Zelf ontwikkelde arm werkt perfect voor klepelen, kantjes maaien, bordenwassen en heggenknippen
Het is echter niet alleen de trekker die opvallend is. De arm waarmee hij al het werk uitvoert zit namelijk voorop en ook dat geeft een niet alledaags aanzicht. “Die gaat straks voor de nieuwe Valtra zijn vijfde of zesde leven tegemoet”, lacht Monster. Hij heeft de arm zelf ontwikkeld, zodat die precies aan zijn wensen voldoet. “Met het klepelen, kantjes maaien, bordenwassen, heggenknippen werkt het voor mij perfect. Ik heb sinds 1999 altijd zo gewerkt.”

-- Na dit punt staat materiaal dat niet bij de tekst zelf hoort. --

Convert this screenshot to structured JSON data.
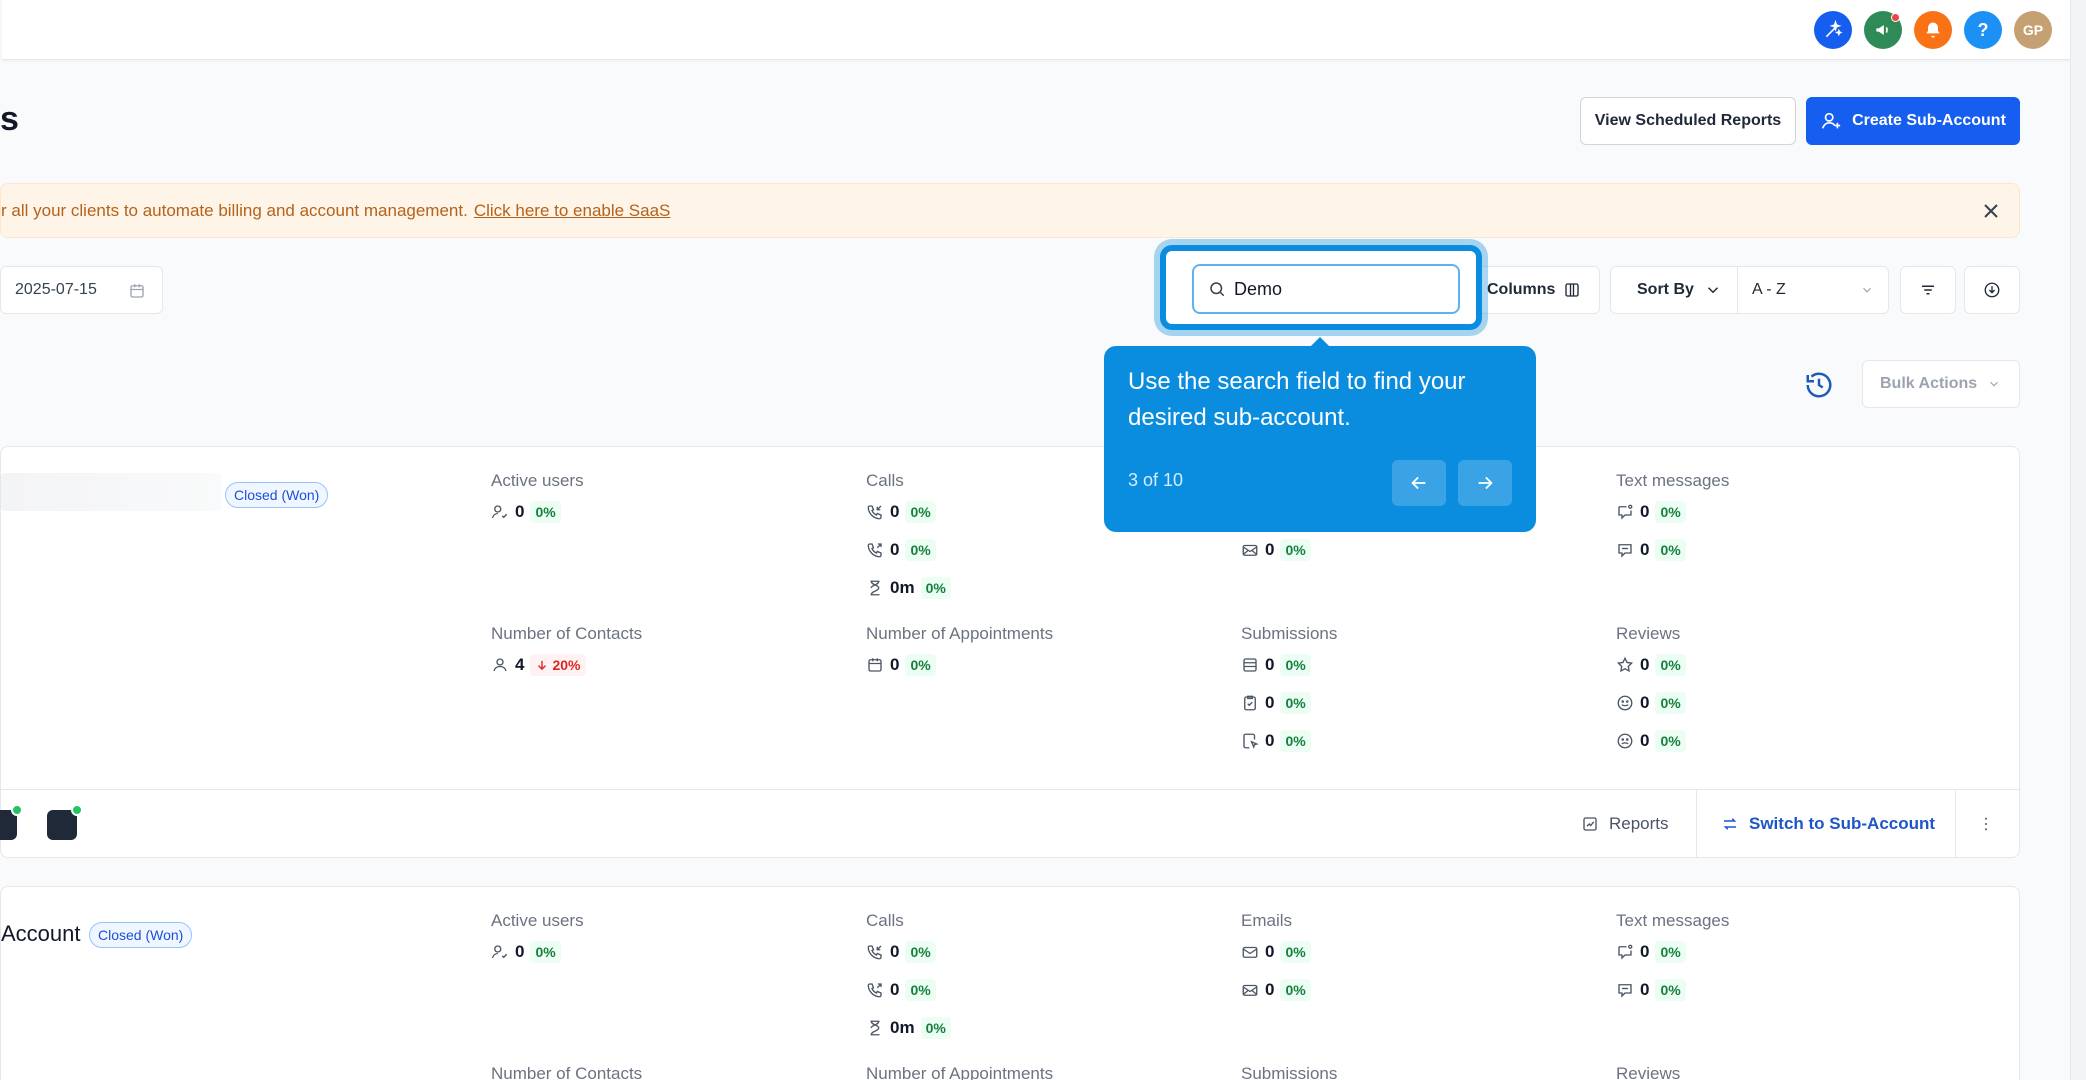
{
  "page": {
    "title_fragment": "s"
  },
  "topbar": {
    "icons": [
      {
        "name": "sparkle-icon",
        "color": "#155eef"
      },
      {
        "name": "megaphone-icon",
        "color": "#2e8b57"
      },
      {
        "name": "bell-icon",
        "color": "#f97316"
      },
      {
        "name": "help-icon",
        "color": "#1d90f5",
        "glyph": "?"
      },
      {
        "name": "avatar",
        "color": "#c5a073",
        "initials": "GP"
      }
    ]
  },
  "actions": {
    "view_scheduled_reports": "View Scheduled Reports",
    "create_sub_account": "Create Sub-Account"
  },
  "banner": {
    "text": "r all your clients to automate billing and account management.",
    "link": "Click here to enable SaaS"
  },
  "filters": {
    "date_end": "2025-07-15",
    "search_value": "Demo",
    "columns_label": "Columns",
    "sort_by_label": "Sort By",
    "sort_value": "A - Z"
  },
  "tour": {
    "text": "Use the search field to find your desired sub-account.",
    "step": "3 of 10"
  },
  "list_toolbar": {
    "bulk_actions": "Bulk Actions"
  },
  "card1": {
    "status": "Closed (Won)",
    "active_users": {
      "label": "Active users",
      "value": "0",
      "pct": "0%"
    },
    "calls": {
      "label": "Calls",
      "rows": [
        {
          "value": "0",
          "pct": "0%"
        },
        {
          "value": "0",
          "pct": "0%"
        },
        {
          "value": "0m",
          "pct": "0%"
        }
      ]
    },
    "emails": {
      "rows": [
        {
          "value": "0",
          "pct": "0%"
        }
      ]
    },
    "text_messages": {
      "label": "Text messages",
      "rows": [
        {
          "value": "0",
          "pct": "0%"
        },
        {
          "value": "0",
          "pct": "0%"
        }
      ]
    },
    "contacts": {
      "label": "Number of Contacts",
      "value": "4",
      "pct": "20%"
    },
    "appointments": {
      "label": "Number of Appointments",
      "value": "0",
      "pct": "0%"
    },
    "submissions": {
      "label": "Submissions",
      "rows": [
        {
          "value": "0",
          "pct": "0%"
        },
        {
          "value": "0",
          "pct": "0%"
        },
        {
          "value": "0",
          "pct": "0%"
        }
      ]
    },
    "reviews": {
      "label": "Reviews",
      "rows": [
        {
          "value": "0",
          "pct": "0%"
        },
        {
          "value": "0",
          "pct": "0%"
        },
        {
          "value": "0",
          "pct": "0%"
        }
      ]
    },
    "footer": {
      "reports": "Reports",
      "switch": "Switch to Sub-Account"
    }
  },
  "card2": {
    "title": "Account",
    "status": "Closed (Won)",
    "active_users": {
      "label": "Active users",
      "value": "0",
      "pct": "0%"
    },
    "calls": {
      "label": "Calls",
      "rows": [
        {
          "value": "0",
          "pct": "0%"
        },
        {
          "value": "0",
          "pct": "0%"
        },
        {
          "value": "0m",
          "pct": "0%"
        }
      ]
    },
    "emails": {
      "label": "Emails",
      "rows": [
        {
          "value": "0",
          "pct": "0%"
        },
        {
          "value": "0",
          "pct": "0%"
        }
      ]
    },
    "text_messages": {
      "label": "Text messages",
      "rows": [
        {
          "value": "0",
          "pct": "0%"
        },
        {
          "value": "0",
          "pct": "0%"
        }
      ]
    },
    "contacts_label": "Number of Contacts",
    "appointments_label": "Number of Appointments",
    "submissions_label": "Submissions",
    "reviews_label": "Reviews"
  }
}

Door de arm aan de voorkant van de trekker te situeren is volgens Monster het bereik groter en het maakt hem ook flexibeler in stedelijk gebied. “Ik kan aan twee kanten werken, wat niet kan als je de arm aan de zijkant hebt. Ik werk bovendien vaak in krappe ruimtes, waarbij de lengte niet veel uitmaakt, maar de breedte van de trekker wel. Neem bijvoorbeeld het heggenknippen in de stad. Met de arm voorop kan ik gewoon in een parkeervak werken, terwijl met een arm aan de zijkant je te breed bent.”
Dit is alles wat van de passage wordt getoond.